Then he used this amount to invest in the stock market, especially his favourite banks to increase their share price; Associated Cement Company (ACC), Apollo Tyres, Reliance, Hero Honda, Tata Iron and Steel Co (TISCO), BPL, Sterlite, and Videocon were some of them.
Usually, in an RF deal, there were only two banks involved. However, being the mastermind he was, Mehta used to grope numerous other banks, taking money from one bank and repaying the other, and so on.
BEAR CARTELS AND HARSHAD MEHTA
In the stock market, bears are those who identify problematic companies and short-sell them. Short selling means that traders sell the shares of a particular company without owning them.
They can do this by borrowing shares from other shareholders or by going short in the futures market. To create maximum impact on the share prices, the traders create a group termed as a bear cartel. Since the bears attack a particular stock or group of stocks in order to gain from the fall in price, the action is performed normally in times of stress and bad market conditions.
During that time, the bear cartels used to lower the share price of certain companies, buy them and then sell them later at high profits. They too operated on money stolen from banks.
Harshad Mehta did just the opposite of what they did. He used to keep pumping money into the market to stop the stock prices from falling down. Although the banks were aware of his actions, but they kept their mouths shut because Mehta transferred a certain amount of his profits to their accounts.
THE SCAM WITHIN THE SCAM !
With time, Mehta realised further loopholes in the system and decided to exploit them. He, alongwith two other banks, namely Bank of Karad (BOK) and the Metropolitan Co-operative Bank (MCB) forged BR’s.
These BR’s were without securities, which is equivalent to taking loans from banks without any collateral. He took more money using these BR’s and invested in the market.
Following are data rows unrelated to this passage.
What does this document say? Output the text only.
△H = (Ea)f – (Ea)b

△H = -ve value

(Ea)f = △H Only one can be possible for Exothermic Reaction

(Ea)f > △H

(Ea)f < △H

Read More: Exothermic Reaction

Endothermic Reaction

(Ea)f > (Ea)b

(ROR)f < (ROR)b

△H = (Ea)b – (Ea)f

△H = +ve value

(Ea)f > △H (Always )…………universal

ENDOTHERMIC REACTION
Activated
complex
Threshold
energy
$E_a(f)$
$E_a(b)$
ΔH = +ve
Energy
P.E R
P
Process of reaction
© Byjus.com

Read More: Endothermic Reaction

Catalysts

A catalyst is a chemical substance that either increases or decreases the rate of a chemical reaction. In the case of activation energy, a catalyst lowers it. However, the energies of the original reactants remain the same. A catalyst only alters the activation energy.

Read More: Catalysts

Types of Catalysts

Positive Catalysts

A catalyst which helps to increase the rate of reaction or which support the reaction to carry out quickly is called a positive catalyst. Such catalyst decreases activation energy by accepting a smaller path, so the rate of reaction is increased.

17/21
Now, although it was the duty to the RBI to conduct audits and inspections of the banks including the ones mentioned above, all these activities went on either undetected or ignored by the RBI. Apart from the above method of scamming, fake government bonds were also forged to take small amounts of money from the banks.
EXPOSING THE HARSHAD MEHTA SCAM
Journalist Sucheta Dalal was highly intrigued by the luxurious lifestyle of Harshad Mehta- a common broker.
It was common knowledge that Mehta onwed a 12,000 sq.ft. Worli Penthouse and high end cars like Toyota Corolla, Lexus Starlet, and Toyota Sera which were a dream for even the rich people at that time.
Sucheta Dalal investigated his source of wealth and exposed him in a Times of India column on 23 rdApril, 1992. She described how he robbed the SBI of Rs.500 Crores through his dubious activities.
It was alleged that the bear cartels got together and blew a whistle on his activities to take him out of the picture. She even co-authored a book “The Scam: Who Won, Who Lost, Who Got Away” with Debashis Basu.
AFTERMATH OF THE SCAM
FALL OF MARKET INDEX
Following the exposure, the SBI realised that it held Rs.500 Crore worth bank receipts which held no value. All the banks that held such receipts carried out audits and realised how much money they had lost in the scam. The market crashed after all the banks and investors started demanding their money back. All of this went on until June, 1992.
The market index plunged to such a low that had not been seen in a long time. The lapses in the security of the financial system were realised which led to a substantial change in all the financial policies of banks and the RBI. News of the scam spread throughout the world and several international banks including Standard Chartered and ANZ Grindlays were implicated. It was alleged that ANZ Grindlays transferred huge amounts of money into Mehta’s personal account.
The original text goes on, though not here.